In the current study, we developed a deep learning model to detect the L5 vertebra using YOLOv5x. The mAP_0.5 metric of our developed model was 98.2%. The results of the failure analysis showed that 42 cases (93.3%) among the validation dataset were correctly identified, whereas only 3 (6.7%) were incorrectly detected. Considering that ≥ 90% accuracy in a deep learning classification model is outstanding, our L5 vertebra detection model seems to have outstanding performance [17].

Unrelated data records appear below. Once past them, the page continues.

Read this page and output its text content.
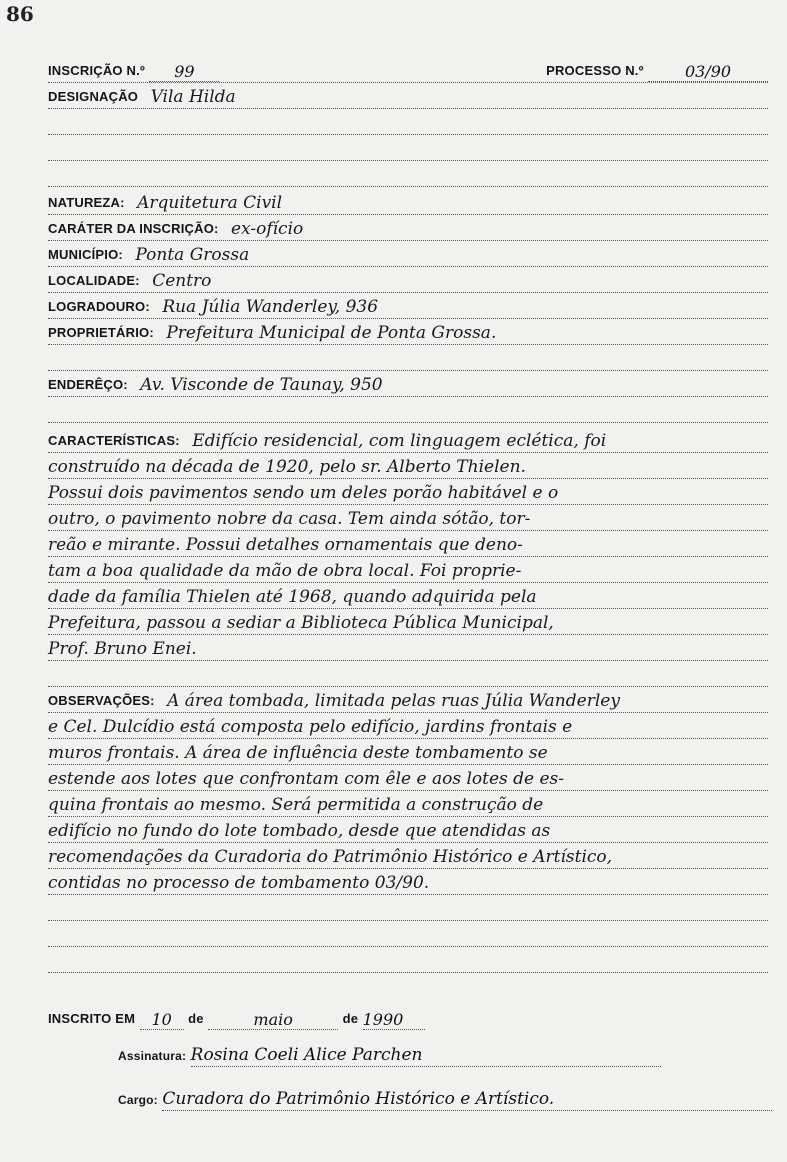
86
INSCRIÇÃO N.º 99	PROCESSO N.º	03/90
DESIGNAÇÃO Vila Hilda
NATUREZA: Arquitetura Civil
CARÁTER DA INSCRIÇÃO: ex-ofício
MUNICÍPIO: Ponta Grossa
LOCALIDADE: Centro
LOGRADOURO: Rua Júlia Wanderley, 936
PROPRIETÁRIO: Prefeitura Municipal de Ponta Grossa.
ENDERÊÇO: Av. Visconde de Taunay, 950
CARACTERÍSTICAS: Edifício residencial, com linguagem eclética, foi
construído na década de 1920, pelo sr. Alberto Thielen.
Possui dois pavimentos sendo um deles porão habitável e o
outro, o pavimento nobre da casa. Tem ainda sótão, tor-
reão e mirante. Possui detalhes ornamentais que deno-
tam a boa qualidade da mão de obra local. Foi proprie-
dade da família Thielen até 1968, quando adquirida pela
Prefeitura, passou a sediar a Biblioteca Pública Municipal,
Prof. Bruno Enei.
OBSERVAÇÕES: A área tombada, limitada pelas ruas Júlia Wanderley
e Cel. Dulcídio está composta pelo edifício, jardins frontais e
muros frontais. A área de influência deste tombamento se
estende aos lotes que confrontam com êle e aos lotes de es-
quina frontais ao mesmo. Será permitida a construção de
edifício no fundo do lote tombado, desde que atendidas as
recomendações da Curadoria do Patrimônio Histórico e Artístico,
contidas no processo de tombamento 03/90.
INSCRITO EM 10 de	maio	de 1990
Assinatura: Rosina Coeli Alice Parchen
Cargo: Curadora do Patrimônio Histórico e Artístico.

We aimed to confirm the exact location of L5 using deep learning. The accurate determination of the lumbar spine segment is of great importance [18]. Lumbar spine pathology and related clinical symptoms are significantly associated with specific lumbar nerve roots, which can be localized to the lumbar spine level [19]. Thus, selecting improper lumbar spine levels makes identifying the wrong lumbar nerve root likely, resulting in the management of improper lumbar segment levels during interventional or surgical procedures [20]. Historically, several methods for accurately identifying the number of a lumbar spine level have been reported, including a method using the 12th rib, iliolumbar ligament, kidney level, and craniocaudal level on whole-spine radiographs. However, conventional methods are not accurate [21–23]; therefore, spine physicians have endeavored to develop methods of accurately identifying the number of a lumbar spine segment.

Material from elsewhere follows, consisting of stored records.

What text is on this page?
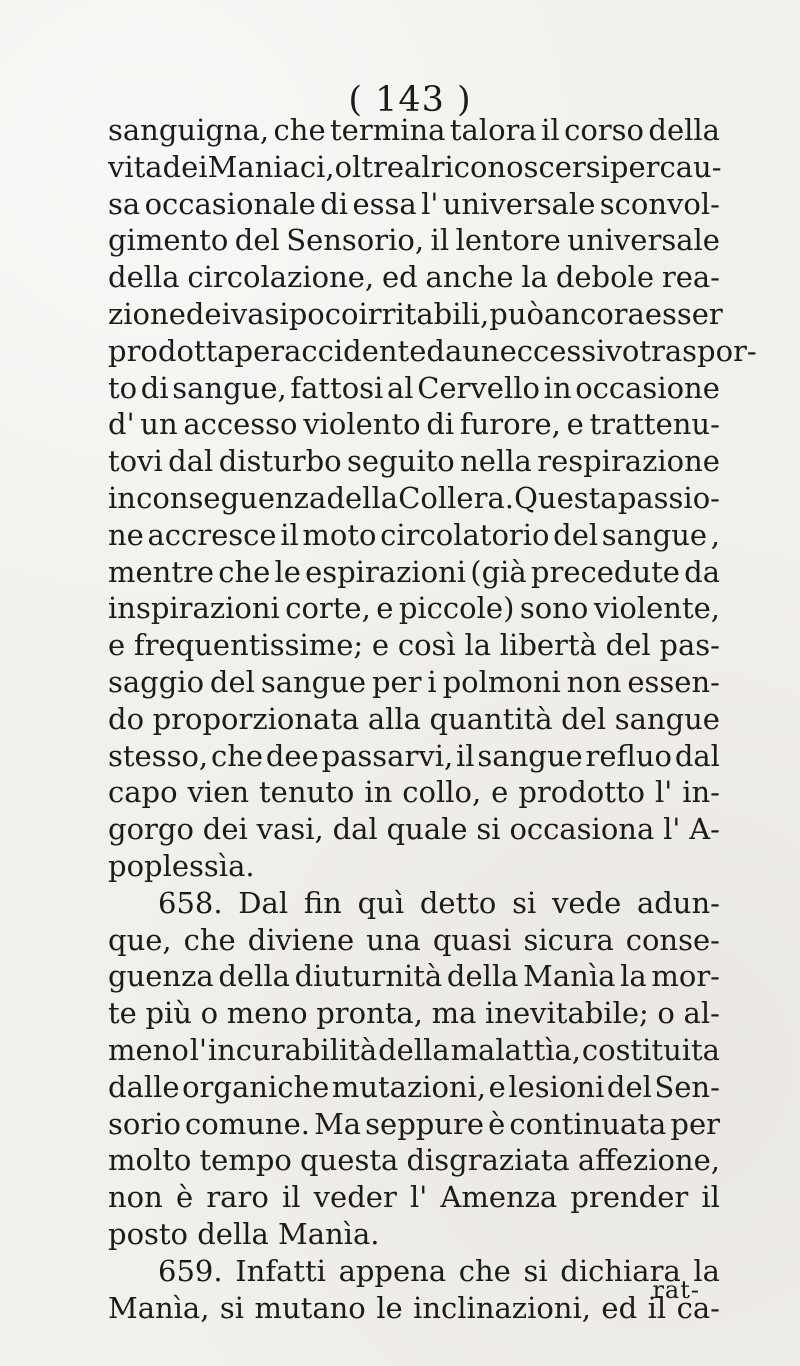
( 143 )
sanguigna, che termina talora il corso della
vita dei Maniaci, oltre al riconoscersi per cau-
sa occasionale di essa l' universale sconvol-
gimento del Sensorio, il lentore universale
della circolazione, ed anche la debole rea-
zione dei vasi poco irritabili, può ancora esser
prodotta per accidente da un eccessivo traspor-
to di sangue, fattosi al Cervello in occasione
d' un accesso violento di furore, e trattenu-
tovi dal disturbo seguito nella respirazione
in conseguenza della Collera. Questa passio-
ne accresce il moto circolatorio del sangue ,
mentre che le espirazioni (già precedute da
inspirazioni corte, e piccole) sono violente,
e frequentissime; e così la libertà del pas-
saggio del sangue per i polmoni non essen-
do proporzionata alla quantità del sangue
stesso, che dee passarvi, il sangue refluo dal
capo vien tenuto in collo, e prodotto l' in-
gorgo dei vasi, dal quale si occasiona l' A-
poplessìa.
658. Dal fin quì detto si vede adun-
que, che diviene una quasi sicura conse-
guenza della diuturnità della Manìa la mor-
te più o meno pronta, ma inevitabile; o al-
meno l' incurabilità della malattìa, costituita
dalle organiche mutazioni, e lesioni del Sen-
sorio comune. Ma seppure è continuata per
molto tempo questa disgraziata affezione,
non è raro il veder l' Amenza prender il
posto della Manìa.
659. Infatti appena che si dichiara la
Manìa, si mutano le inclinazioni, ed il ca-
rat-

In particular, accurate selection of the L5 level is important in the clinical setting, as most lumbar pathologies requiring intervention or surgery are located at L4–5 and L5–S1 [24]. However, identifying the L5 vertebra using conventional methods is difficult for the following reasons. L5 is easily miscounted when sacralization or lumbarization occurs. In the case of spondylolisthesis, the lumbar vertebrae are easily numbered erroneously when only the anteroposterior radiograph is examined. Additionally, in cases of severe osteoporosis, spinal or pelvic deformity, or congenital spinal pathologies, an accurate L5 selection is more difficult than usual. When spinal computed tomography (CT) or MR imaging (MRI) is performed together with lumbar spinal radiography, the determination of the L5 vertebra is not quite difficult. However, in clinical practice, spinal radiography is typically performed without spinal CT or MRI. Therefore, during spinal surgery or intervention, the L5 vertebra could be incorrectly determined by clinicians.

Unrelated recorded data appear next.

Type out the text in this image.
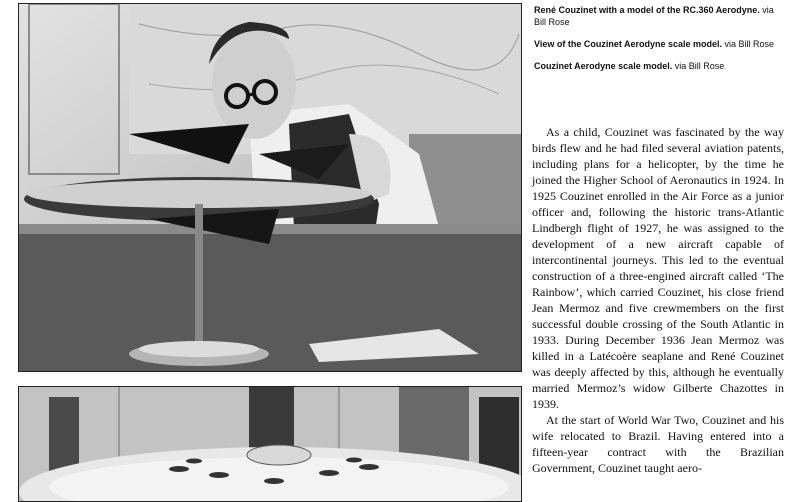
René Couzinet with a model of the RC.360 Aerodyne. via Bill Rose

View of the Couzinet Aerodyne scale model. via Bill Rose

Couzinet Aerodyne scale model. via Bill Rose

As a child, Couzinet was fascinated by the way birds flew and he had filed several aviation patents, including plans for a helicopter, by the time he joined the Higher School of Aeronautics in 1924. In 1925 Couzinet enrolled in the Air Force as a junior officer and, following the historic trans-Atlantic Lindbergh flight of 1927, he was assigned to the development of a new aircraft capable of intercontinental journeys. This led to the eventual construction of a three-engined aircraft called ‘The Rainbow’, which carried Couzinet, his close friend Jean Mermoz and five crewmembers on the first successful double crossing of the South Atlantic in 1933. During December 1936 Jean Mermoz was killed in a Latécoère seaplane and René Couzinet was deeply affected by this, although he eventually married Mermoz’s widow Gilberte Chazottes in 1939.

At the start of World War Two, Couzinet and his wife relocated to Brazil. Having entered into a fifteen-year contract with the Brazilian Government, Couzinet taught aero-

Regarding the determination of the L5 vertebra, many studies have examined patients with lumbosacral transitional vertebrae [22, 23]. There are two main methods for determining the location of the L5 vertebra. The first method identifies the L5 vertebra on the basis of characteristic vertebrae or structures. By counting down the number of vertebral bodies from C2, clinicians can accurately identify L5. Moreover, identification of the T12 vertebra by checking the vertebra where the last rib is attached can reveal the L1 vertebra, and the fourth vertebra below L1 is the L5. The L5 vertebra can also be identified by its transverse process using the Ferguson view. However, in typical clinical situations, whole-spine radiography is not performed. The method used to initially identify T12 is less accurate owing to the dysplastic rib, and the method using the Ferguson view has a sensitivity of 76–84%. The second method involves determining the L5 vertebra by identifying the iliac crest tangent sign in the coronal planes of MRI scans [21–23]. However, this method has a sensitivity of 81%. Compared with these classical methods used to count the number of vertebrae, our developed deep learning model shows high accuracy (93.3%) for detecting the L5 vertebra on anteroposterior lumbar spine radiographs. A deep learning model is characterized by a multilayer structure with multiple hidden layers and provides a higher ability than a traditional shallow learning model [8]. We believe that our deep learning model extracts valuable features that differentiate the L5 vertebra from other vertebral levels.
Certain limitations should be pointed out in the present study. First, it included a relatively small amount of imaging data. Second, we used a dataset from a single hospital. Since each hospital may have different image acquisition methods and resolutions, it may be important to acquire multi-center data. Third, we did not compare the accuracy of our developed model with that of human labor. Fourth, only AP radiography was used as input data for deep learning model development, and it is thought that the accuracy could be further improved if additional radiograph (e.g., lateral radiograph) was included in input data. Finally, we could not find a way to improve the problems mentioned in failure analysis. To increase the accuracy and versatility of our deep learning model and measure its performance more accurately, further study with larger samples and enhanced study design would be necessary.